Recently the senior class voted on prom themes and there was also an additional field requesting people to select their friends. This was going to be used as an attempt to forecast possible winners of prom king and queen. My theory was that by using PageRank, an algorithm that Google uses to rank importance of a website, to determine the “most popular” people and thereby predict who will win prom king and queen.
TL;DR
- tried to survey people of their friends
- use pagerank on the resulting graph determine most popular and predict prom king and queen winners
- failed: not enough participants, people didn’t understand why, PageRank doesn’t seem to correlate with popularity.
- other ideas?
TL
Of the 209 seniors, 104 people voted on prom themes. There were three themes and each person was allowed to put a number for each theme between 1 and 10. The reason for this, rather than a first choice, second choice, third choice system was because some people feel adamantly about one about and really don’t want the other options, while some could careless. Those who careless generally give the themes about the same score, whereas those that really don’t want one theme can give it a low score relative to others. I had many 1,10,1 kinds of votes, and a number of 6,7,8 kinds of votes. Clearly some people felt stronger about this than others (I should’ve graphed participation between girls and boys, I’ll do that tomorrow). To determine the prom theme, the scores were averaged and the highest average was chosen.
Now while less than half the class voted (almost half), the results are representative of the class. There was a clear theme which had a higher average than the other two, thus a complete class participation wouldn’t likely change the outcome (also those who didn’t vote didn’t care enough about the theme anyway).
At the bottom of the voting form was something for the voter to select all of their friends. The form required at least 3 friends to be selected. AT LEAST, most people only selected 3 friends and then submitted their vote. On a side note this says something about how attentive people read when they are directed from Facebook, or it may be that people didn’t have much time to list their friends (though there was a quick search as you type box).
I ran PageRank on this (initially the R implementation and then I coded my own) friend graph. While I got results of who the “most popular” people were, the results aren’t very conclusive. While the prom voting is, because those are simple stats, doing PageRank on a graph requires most of the graph, ideally the whole graph. With only half of the graph, the results are inconclusive.

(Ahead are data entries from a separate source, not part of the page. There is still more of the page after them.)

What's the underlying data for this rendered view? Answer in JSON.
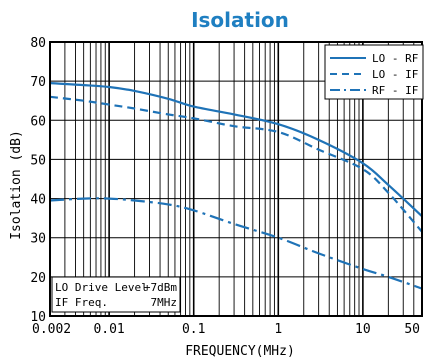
{
  "chart_data": {
    "type": "line",
    "title": "Isolation",
    "xlabel": "FREQUENCY(MHz)",
    "ylabel": "Isolation (dB)",
    "xscale": "log",
    "xlim": [
      0.002,
      50
    ],
    "ylim": [
      10,
      80
    ],
    "x_tick_labels": [
      "0.002",
      "0.01",
      "0.1",
      "1",
      "10",
      "50"
    ],
    "y_tick_labels": [
      "10",
      "20",
      "30",
      "40",
      "50",
      "60",
      "70",
      "80"
    ],
    "grid": true,
    "legend_position": "top-right",
    "series": [
      {
        "name": "LO - RF",
        "style": "solid",
        "x": [
          0.002,
          0.005,
          0.01,
          0.02,
          0.05,
          0.1,
          0.3,
          1,
          3,
          10,
          20,
          50
        ],
        "y": [
          69.5,
          69.0,
          68.5,
          67.5,
          65.5,
          63.5,
          61.5,
          59.0,
          55.0,
          49.0,
          43.5,
          35.5
        ]
      },
      {
        "name": "LO - IF",
        "style": "dashed",
        "x": [
          0.002,
          0.005,
          0.01,
          0.02,
          0.05,
          0.1,
          0.3,
          1,
          3,
          10,
          20,
          50
        ],
        "y": [
          66.0,
          65.0,
          64.0,
          63.0,
          61.5,
          60.5,
          58.5,
          57.0,
          52.5,
          47.5,
          41.5,
          31.5
        ]
      },
      {
        "name": "RF - IF",
        "style": "dashdot",
        "x": [
          0.002,
          0.005,
          0.01,
          0.02,
          0.05,
          0.1,
          0.3,
          1,
          3,
          10,
          20,
          50
        ],
        "y": [
          39.5,
          40.0,
          40.0,
          39.5,
          38.5,
          37.0,
          33.5,
          30.0,
          26.0,
          22.0,
          20.0,
          17.0
        ]
      }
    ],
    "annotation": {
      "line1_label": "LO Drive Level",
      "line1_value": "+7dBm",
      "line2_label": "IF Freq.",
      "line2_value": "7MHz"
    },
    "colors": {
      "title": "#1f7fc1",
      "series": "#1f73b7",
      "grid": "#000000"
    }
  }
}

Further, PageRank is useful for determining “good quality” web pages because it uses link data, what pages other people link to, to determine good pages. I don’t know if this analogy can apply to people, or at least I’m not sure of how to interpret this. When the “links” are friendship lines, what is being determined by finding the highest ranking people with PageRank? Most friendly, most popular, most influential? I’m not sure and I’d like to know your thoughts on this.